Many Thanks Roman Martin for this valuable advice
It is really shorten the running by a good factor of time
Dear Illia Zymak many thanks for this fast valuable advice. I took a lot of your time, so sincere thanks
kindly I would like to ask
1- for example for USRBDX i- what is the faster operation is it using one energy range from Emin to Emax directly or to divide it into parts
ii- from region to region is the width of the net region can affect the speed and I have to divide it to small width regions too
2- for incident beam a collimated incident beam with small dimension target is better to simulate and faster than others ?
3- What is a computer cluster minimum specifications that can helps and make the work correctly. ِAnd is there is a world group for this one can join?
And it is mentioned that the Ubuntu 20.04.5 LTS is more lighter. Do you think it is help.?

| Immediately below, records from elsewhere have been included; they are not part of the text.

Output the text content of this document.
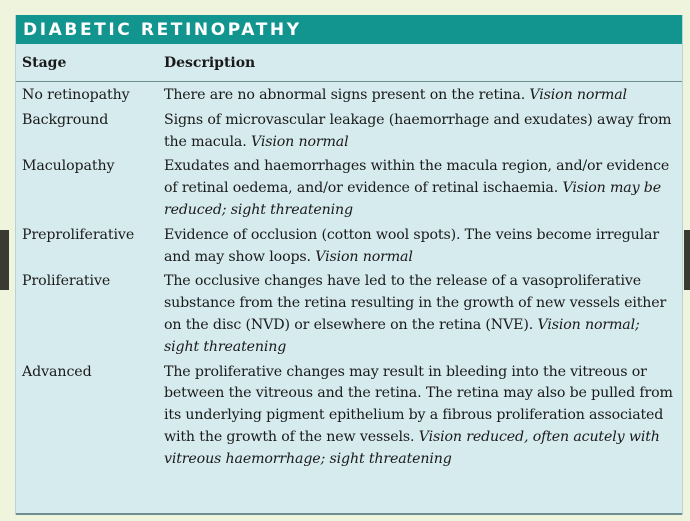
DIABETIC RETINOPATHY
Stage	Description
No retinopathy	There are no abnormal signs present on the retina. Vision normal
Background	Signs of microvascular leakage (haemorrhage and exudates) away from the macula. Vision normal
Maculopathy	Exudates and haemorrhages within the macula region, and/or evidence of retinal oedema, and/or evidence of retinal ischaemia. Vision may be reduced; sight threatening
Preproliferative	Evidence of occlusion (cotton wool spots). The veins become irregular and may show loops. Vision normal
Proliferative	The occlusive changes have led to the release of a vasoproliferative substance from the retina resulting in the growth of new vessels either on the disc (NVD) or elsewhere on the retina (NVE). Vision normal; sight threatening
Advanced	The proliferative changes may result in bleeding into the vitreous or between the vitreous and the retina. The retina may also be pulled from its underlying pigment epithelium by a fibrous proliferation associated with the growth of the new vessels. Vision reduced, often acutely with vitreous haemorrhage; sight threatening
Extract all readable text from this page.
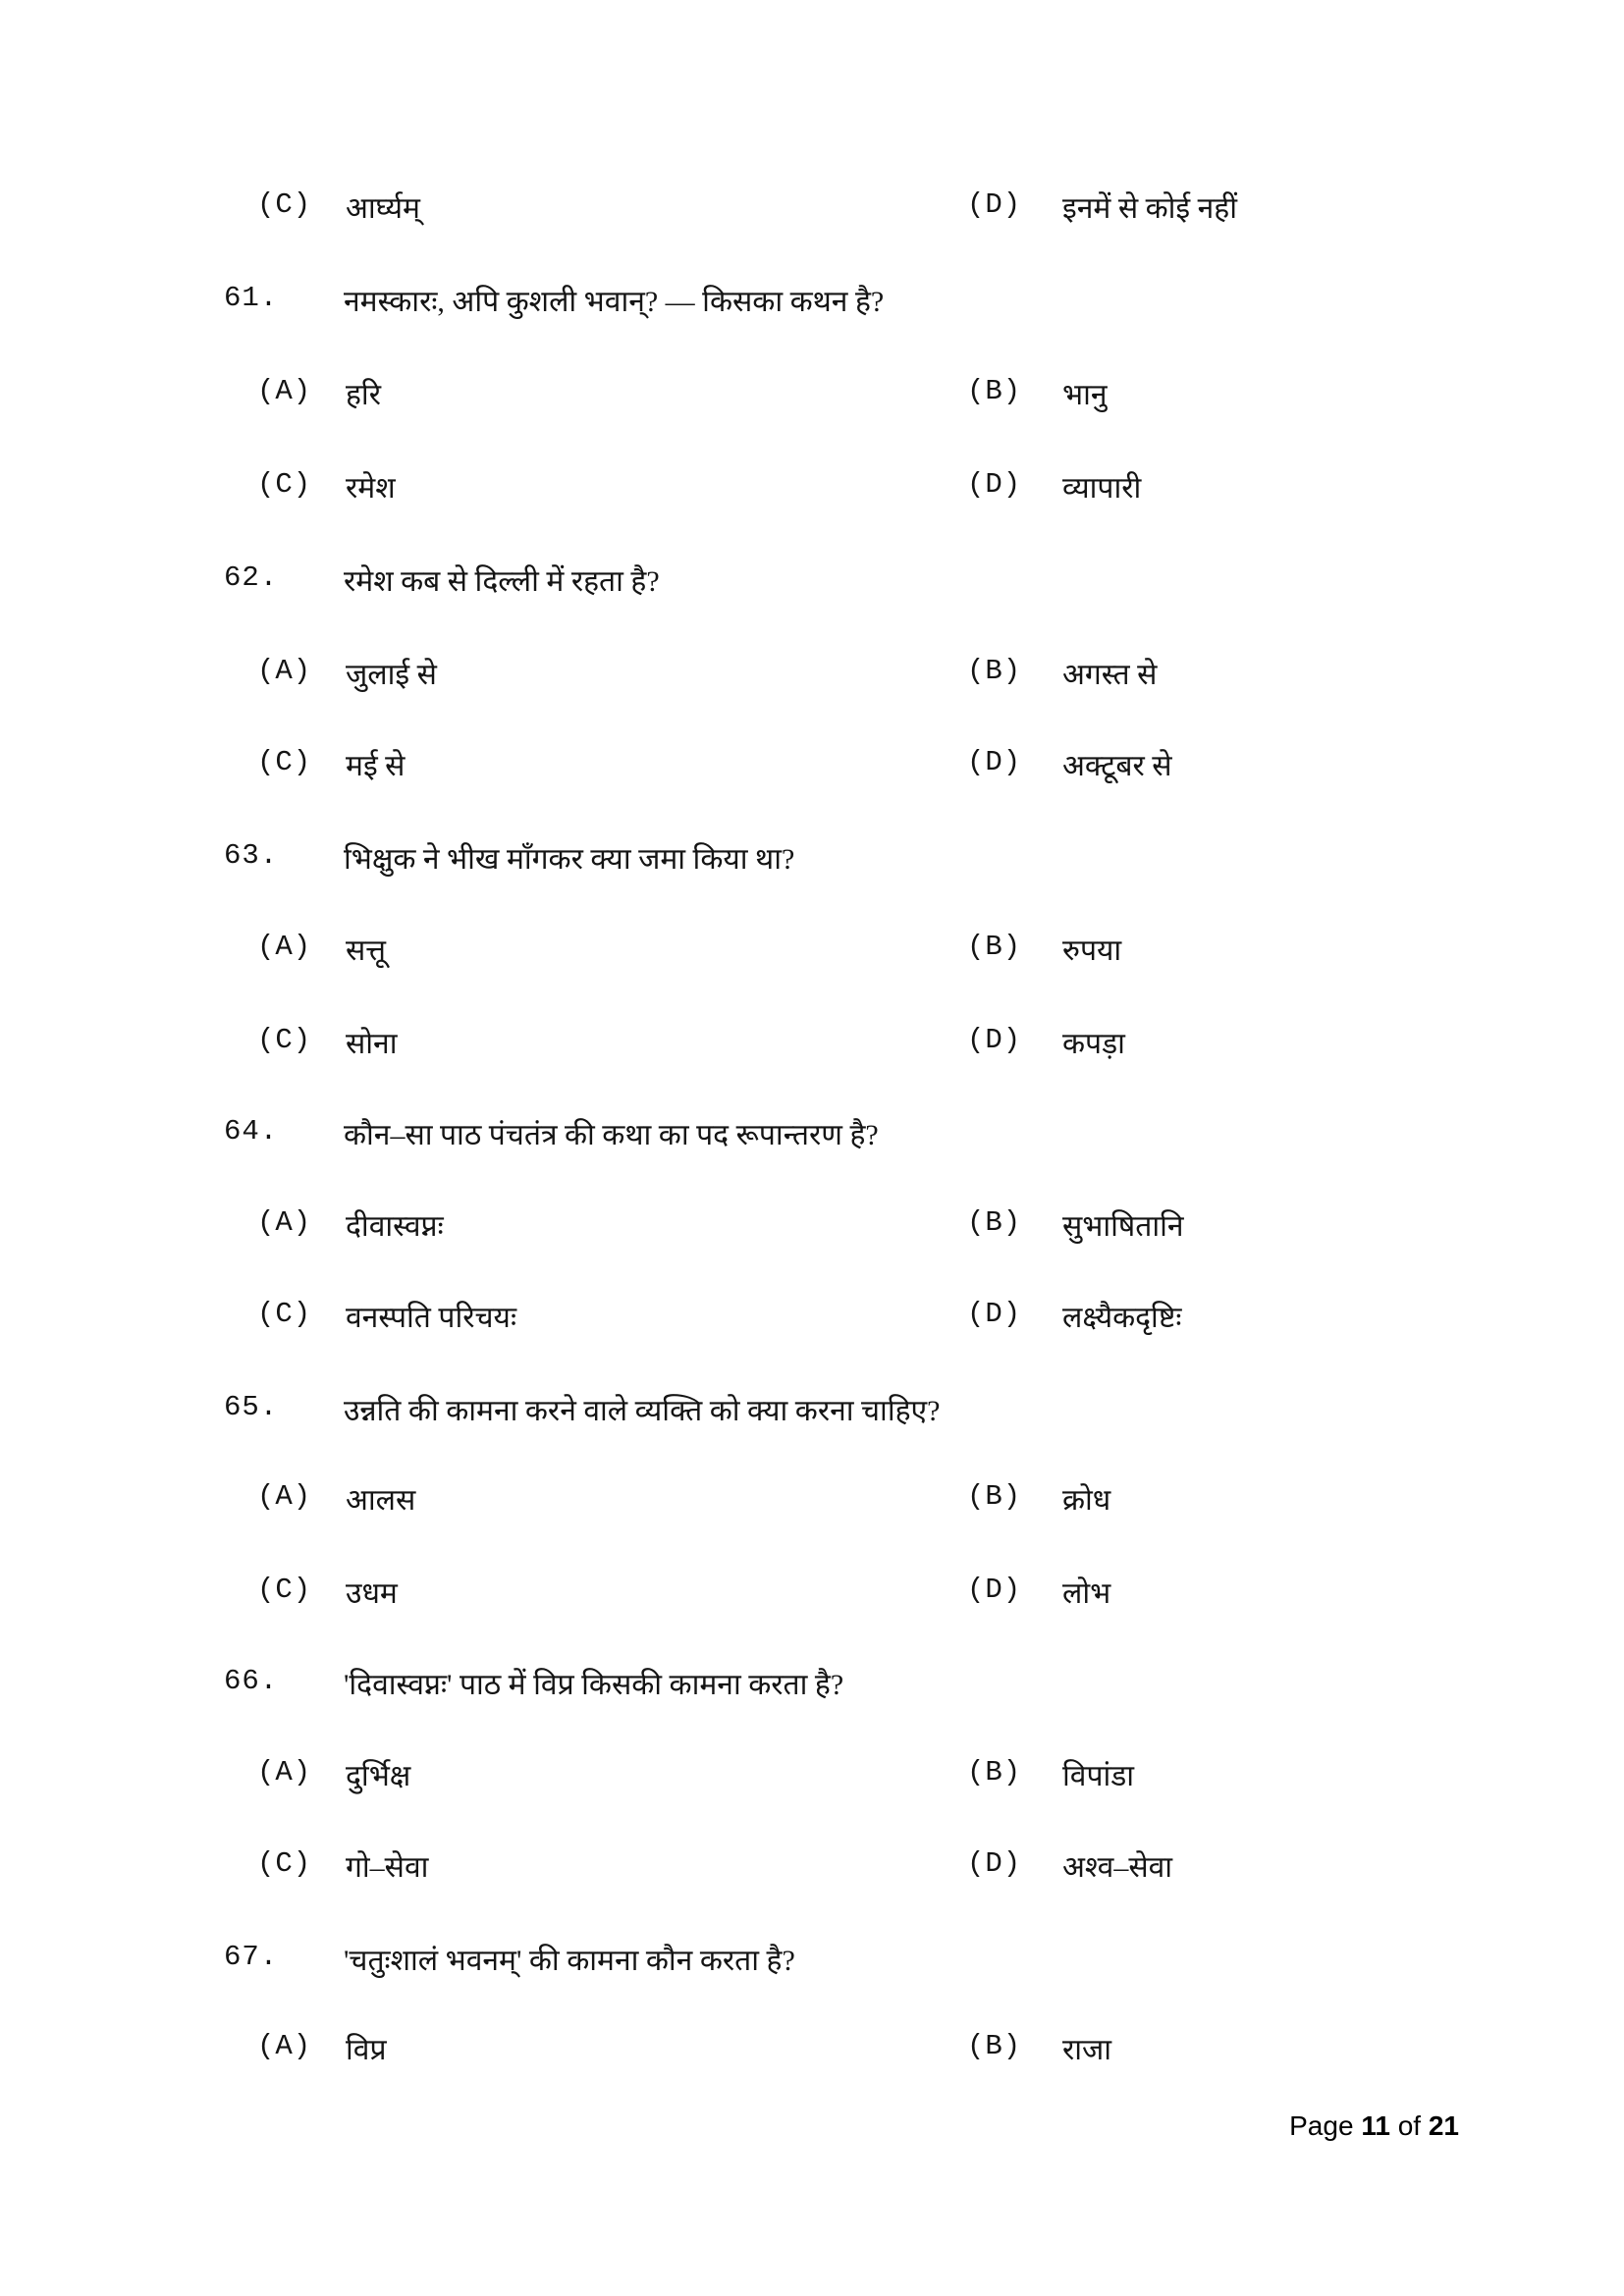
(C) आर्घ्यम्	(D) इनमें से कोई नहीं
61. नमस्कारः, अपि कुशली भवान्? –– किसका कथन है?
(A) हरि	(B) भानु
(C) रमेश	(D) व्यापारी
62. रमेश कब से दिल्ली में रहता है?
(A) जुलाई से	(B) अगस्त से
(C) मई से	(D) अक्टूबर से
63. भिक्षुक ने भीख माँगकर क्या जमा किया था?
(A) सत्तू	(B) रुपया
(C) सोना	(D) कपड़ा
64. कौन–सा पाठ पंचतंत्र की कथा का पद रूपान्तरण है?
(A) दीवास्वप्नः	(B) सुभाषितानि
(C) वनस्पति परिचयः	(D) लक्ष्यैकदृष्टिः
65. उन्नति की कामना करने वाले व्यक्ति को क्या करना चाहिए?
(A) आलस	(B) क्रोध
(C) उधम	(D) लोभ
66. 'दिवास्वप्नः' पाठ में विप्र किसकी कामना करता है?
(A) दुर्भिक्ष	(B) विपांडा
(C) गो–सेवा	(D) अश्व–सेवा
67. 'चतुःशालं भवनम्' की कामना कौन करता है?
(A) विप्र	(B) राजा
Page 11 of 21
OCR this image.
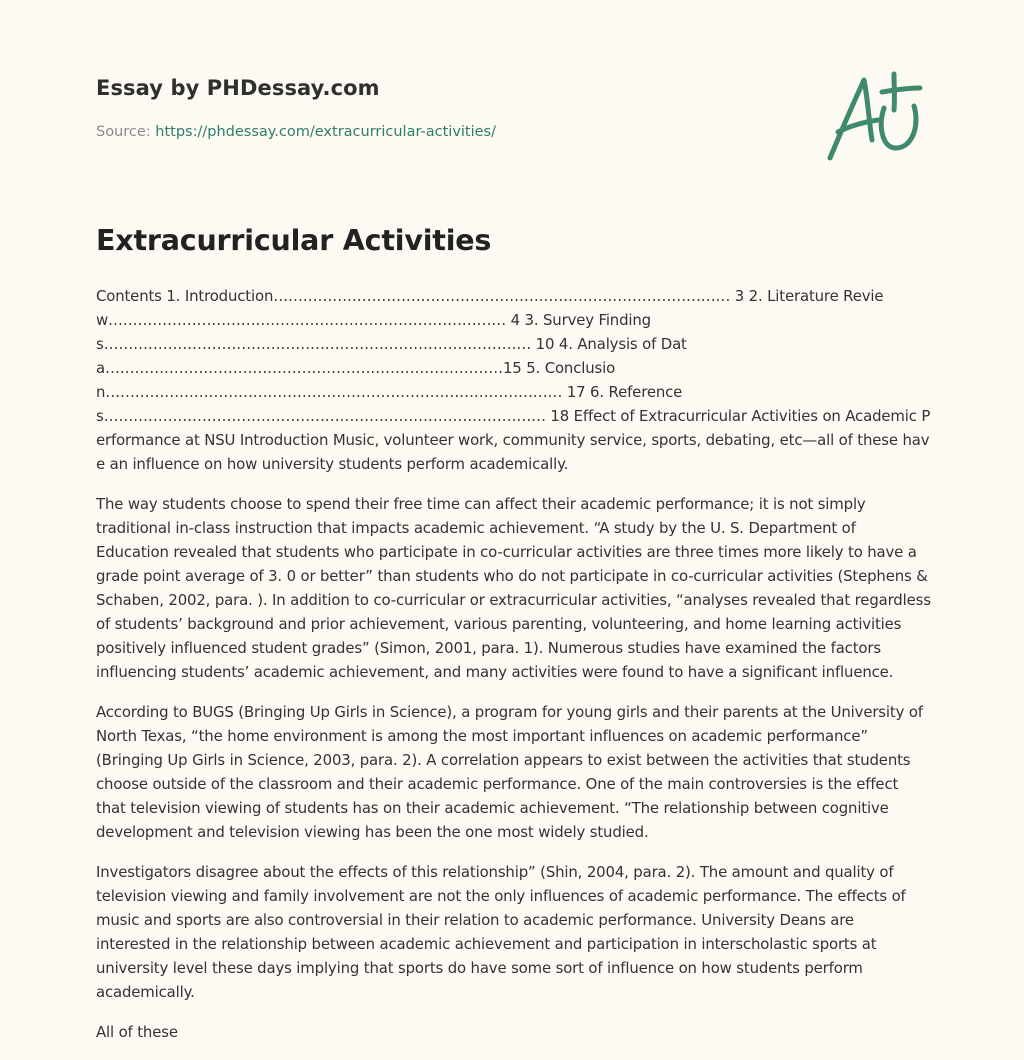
Essay by PHDessay.com
Source: https://phdessay.com/extracurricular-activities/
Extracurricular Activities

Contents 1. Introduction………………………………………………………………………………… 3 2. Literature Review……………………………………………………………………… 4 3. Survey Findings…………………………………………………………………………… 10 4. Analysis of Data………………………………………………………………………15 5. Conclusion………………………………………………………………………………… 17 6. References……………………………………………………………………………… 18 Effect of Extracurricular Activities on Academic Performance at NSU Introduction Music, volunteer work, community service, sports, debating, etc—all of these have an influence on how university students perform academically.

The way students choose to spend their free time can affect their academic performance; it is not simply traditional in-class instruction that impacts academic achievement. “A study by the U. S. Department of Education revealed that students who participate in co-curricular activities are three times more likely to have a grade point average of 3. 0 or better” than students who do not participate in co-curricular activities (Stephens & Schaben, 2002, para. ). In addition to co-curricular or extracurricular activities, “analyses revealed that regardless of students’ background and prior achievement, various parenting, volunteering, and home learning activities positively influenced student grades” (Simon, 2001, para. 1). Numerous studies have examined the factors influencing students’ academic achievement, and many activities were found to have a significant influence.

According to BUGS (Bringing Up Girls in Science), a program for young girls and their parents at the University of North Texas, “the home environment is among the most important influences on academic performance” (Bringing Up Girls in Science, 2003, para. 2). A correlation appears to exist between the activities that students choose outside of the classroom and their academic performance. One of the main controversies is the effect that television viewing of students has on their academic achievement. “The relationship between cognitive development and television viewing has been the one most widely studied.

Investigators disagree about the effects of this relationship” (Shin, 2004, para. 2). The amount and quality of television viewing and family involvement are not the only influences of academic performance. The effects of music and sports are also controversial in their relation to academic performance. University Deans are interested in the relationship between academic achievement and participation in interscholastic sports at university level these days implying that sports do have some sort of influence on how students perform academically.

All of these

4- it is recommended to press the refresh during calculation What is the similar method for such a process can automatically done while the program is running
5- During the running I found that the program used 50% of the ram and work slowly How it forced to use all the memory value
Many thanks in advance
Dear Mohamed Fayez-Hassan,
Than you addressing your questions.
1 - For USRBDX estimator direct splitting of regions or ranges will not provide you faster operation, but rather slow you down with the further processing. What is important is the number of bins, you dividing your energy interval. So, if you have some less important energy range, or you want extremely high energy resolution within a small region of the range, it will be reasonable to split this specific regions to a separate estimator with different settings.
2 - It is important for you, what time do you need to accumulate required statistics over required region.
So for you it is important do force your model to trace particles that are not important for you. In general, if you have small region or region divided to many small energy or coordinate bins you will need more primaries (so calculation time) to accumulate proper statistics.
3 - That is quite particular question. It depends to what cluster your facility may provide you an access. Typically, it make sense to use the cluster if it will provide performance gain at least one order of magnitude. First you should consider, consider if you may dimension your tasks to capabilities of your PC by previously discussed methods. Use of various OS typically effects performance for marginal 10-20%, so I would not take care about it.
4 - Actually “refresh” does not effect performance of FLUKA. When you press “refresh” you just force FLAIR to request FLUKA status before the scheduled interval.
5 - As @rmartin said, FLUKA can use all allocated memory, so more memory is not needed for your task. You can get some performance issues if your project allocates nearly all available memory.